Throughout the cafes and clubs of Montmartre to the soirees of the rich and famous, Henri Deniau was an almost legendary figure in Paris in the summer of 1931.
He dominated groups at cafe tables where his pronouncements were heard in respectful silence. He was invited to the best parties, he holidayed on the yachts and in the mansions of some of France’s most influential figures.
And all because the middle-aged ex-priest from Bordeaux was claimed to be able to bring the dead back to life… He was supposed to achieve this during secret ceremonies which were said to involve occult rituals bordering on black mass and witchcraft.
Nearing 60, the portly white-haired priest, a long beard flowing over his white robes, was an impressive figure. And his past was apparently as lurid as the stories which currently surrounded his activities.
His fall from grace had all the ingredients of a gothic tragedy. A protégé of a bishop of Bordeaux, he had a brilliant academic career and had been expected to rise to high office in the Catholic Church. Instead, he had been dramatically sacked, expelled from the church, and finally excommunicated.
But not long afterwards the rumours began which were to bring Henri Deniau fame and fortune as one of the most infamous figures in France… the man who could bring the dead back to life.
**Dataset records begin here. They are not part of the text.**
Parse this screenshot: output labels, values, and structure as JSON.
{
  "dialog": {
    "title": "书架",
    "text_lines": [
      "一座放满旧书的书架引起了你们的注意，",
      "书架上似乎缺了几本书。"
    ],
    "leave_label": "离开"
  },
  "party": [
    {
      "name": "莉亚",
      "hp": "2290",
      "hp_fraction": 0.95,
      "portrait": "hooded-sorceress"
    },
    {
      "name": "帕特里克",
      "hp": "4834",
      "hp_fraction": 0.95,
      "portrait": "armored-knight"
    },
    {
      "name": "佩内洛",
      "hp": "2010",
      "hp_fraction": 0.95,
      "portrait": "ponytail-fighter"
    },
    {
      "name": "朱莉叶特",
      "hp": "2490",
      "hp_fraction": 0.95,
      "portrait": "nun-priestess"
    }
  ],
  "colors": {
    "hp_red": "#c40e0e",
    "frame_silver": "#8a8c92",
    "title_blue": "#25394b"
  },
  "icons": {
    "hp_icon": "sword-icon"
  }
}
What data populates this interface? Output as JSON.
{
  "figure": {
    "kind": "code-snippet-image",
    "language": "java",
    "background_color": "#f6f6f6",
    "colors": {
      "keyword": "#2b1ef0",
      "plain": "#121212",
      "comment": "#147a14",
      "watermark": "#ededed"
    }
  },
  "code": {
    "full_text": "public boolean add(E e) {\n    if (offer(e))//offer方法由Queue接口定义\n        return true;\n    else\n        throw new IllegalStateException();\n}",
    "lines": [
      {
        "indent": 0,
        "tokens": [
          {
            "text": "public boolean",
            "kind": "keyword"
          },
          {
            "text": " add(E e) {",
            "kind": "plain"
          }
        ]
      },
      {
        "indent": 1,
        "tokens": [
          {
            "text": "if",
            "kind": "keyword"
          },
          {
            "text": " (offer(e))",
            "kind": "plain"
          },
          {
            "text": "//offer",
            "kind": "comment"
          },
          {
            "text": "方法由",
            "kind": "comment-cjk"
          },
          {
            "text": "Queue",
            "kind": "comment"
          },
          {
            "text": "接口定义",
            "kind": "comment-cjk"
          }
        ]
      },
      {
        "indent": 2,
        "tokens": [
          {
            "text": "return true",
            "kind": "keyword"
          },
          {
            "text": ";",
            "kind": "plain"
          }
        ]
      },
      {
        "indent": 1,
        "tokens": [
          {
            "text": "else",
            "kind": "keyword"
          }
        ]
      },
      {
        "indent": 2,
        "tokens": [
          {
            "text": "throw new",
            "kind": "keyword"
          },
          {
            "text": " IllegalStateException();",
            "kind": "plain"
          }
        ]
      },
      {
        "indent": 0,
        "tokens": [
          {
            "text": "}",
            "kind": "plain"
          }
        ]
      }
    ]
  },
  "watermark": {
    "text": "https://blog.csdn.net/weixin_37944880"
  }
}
It was claimed to have first happened in a country house near Clermont-Ferrand in 1930 when a 70-year-old man collapsed after a heart attack and was pronounced dead. Deniau who was a guest at a weekend house-party, ordered the room to be cleared and spent less than half an hour alone with what had been medically certified as a lifeless body.
Several guests would later testify that after about ten minutes Deniau emerged from the room -followed by the “corpse” who had miraculously come back to life–and apparently seemed none the worse for his experience…
Not surprisingly the case was a sensation and appeared in newspapers throughout Europe greeted with a mixture of scepticism and awe. An investigation in a Paris magazine by a respected journalist, Marcel Saunier, originally intended to expose Deniau as a fraud, concluded “there was too much factual evidence to dismiss the incident as nonsense.”